Scientists found that breastfeeding had a protective effect that was more pronounced for some tumors, with particular genetic subtypes, among them being the most common of all breast cancers.
The study focused on 1,636 women with breast cancer who filled out a questionnaire that offered details breastfeeding history. Additional data were obtained from medical reviews and the comprehensive electronic health record Kaiser Permanente HealthConnect.
“This is the first study we’re aware of that examined the role of breastfeeding history in cancer recurrence, and by tumor subtype,” said Marilyn L. Kwan, PhD, research scientist with the Kaiser Permanente Division of Research and lead author of the study.
The researchers discovered the benefits of breastfeeding among women who were diagnosed with the luminal A subtype of breast cancer.

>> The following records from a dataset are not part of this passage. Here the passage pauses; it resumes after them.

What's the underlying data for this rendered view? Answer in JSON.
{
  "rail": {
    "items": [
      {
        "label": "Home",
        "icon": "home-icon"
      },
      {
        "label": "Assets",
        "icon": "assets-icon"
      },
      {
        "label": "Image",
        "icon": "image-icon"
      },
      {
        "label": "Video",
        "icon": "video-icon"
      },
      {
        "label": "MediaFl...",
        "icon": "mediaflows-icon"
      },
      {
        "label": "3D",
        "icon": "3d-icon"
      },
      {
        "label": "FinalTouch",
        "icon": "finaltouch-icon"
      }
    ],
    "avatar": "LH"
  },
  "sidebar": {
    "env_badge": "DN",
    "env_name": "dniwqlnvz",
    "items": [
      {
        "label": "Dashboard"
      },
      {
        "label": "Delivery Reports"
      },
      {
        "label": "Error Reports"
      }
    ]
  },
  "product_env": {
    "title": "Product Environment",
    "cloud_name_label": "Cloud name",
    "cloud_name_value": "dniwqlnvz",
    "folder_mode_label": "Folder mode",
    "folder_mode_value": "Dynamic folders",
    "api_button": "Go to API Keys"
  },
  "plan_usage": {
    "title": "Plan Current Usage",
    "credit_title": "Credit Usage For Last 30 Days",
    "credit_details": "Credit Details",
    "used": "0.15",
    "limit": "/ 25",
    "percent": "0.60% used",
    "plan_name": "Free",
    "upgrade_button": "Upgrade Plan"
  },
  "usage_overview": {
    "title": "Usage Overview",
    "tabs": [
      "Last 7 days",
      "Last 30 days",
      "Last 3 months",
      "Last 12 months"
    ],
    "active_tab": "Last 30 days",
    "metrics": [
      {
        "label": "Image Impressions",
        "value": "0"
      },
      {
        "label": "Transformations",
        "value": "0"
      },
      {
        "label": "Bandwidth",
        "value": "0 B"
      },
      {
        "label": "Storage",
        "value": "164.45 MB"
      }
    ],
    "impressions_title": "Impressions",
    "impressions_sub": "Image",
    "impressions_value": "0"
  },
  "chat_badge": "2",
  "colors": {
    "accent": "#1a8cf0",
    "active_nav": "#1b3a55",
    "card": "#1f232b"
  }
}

On the other hand, no important associations were found for those with other subtypes. Luminal A cancer also include the estrogen-receptor positive (or ER+) tumors – the most common of all breast tumors. This form of cancer is less likely to metastasize. Also, the disease is treatable with hormonal therapy, like aromatase inhibitors and tamoxifen.
Women who breastfed had 28 percent more chances to survive the disease, in addition to lowered risk of breast cancer recurrence.
“Women who breastfeed are more likely to get the luminal A subtype of breast cancer, which is less aggressive, and breastfeeding may set up a molecular environment that makes the tumor more responsive to anti-estrogen therapy,” Kwan said.
Scientists don’t know for certain why women who breastfeed are developing less aggressive tumors.
According to Bette Caan, an author of the study and DrPH, senior research scientist with the Kaiser Permanente Division of Research, breastfeeding is believed to increase the maturation of the breast’s ductal cells, which makes it less exposed to carcinogens or to the excretion of carcinogens, while leading to slower growing tumors.
It is well known that breastfeeding is very beneficial for babies, Kwan added, and the new study is revealing that it also has huge benefits for mothers. “In fact, the protection was even stronger for women who had a history of breastfeeding for 6 months or more.”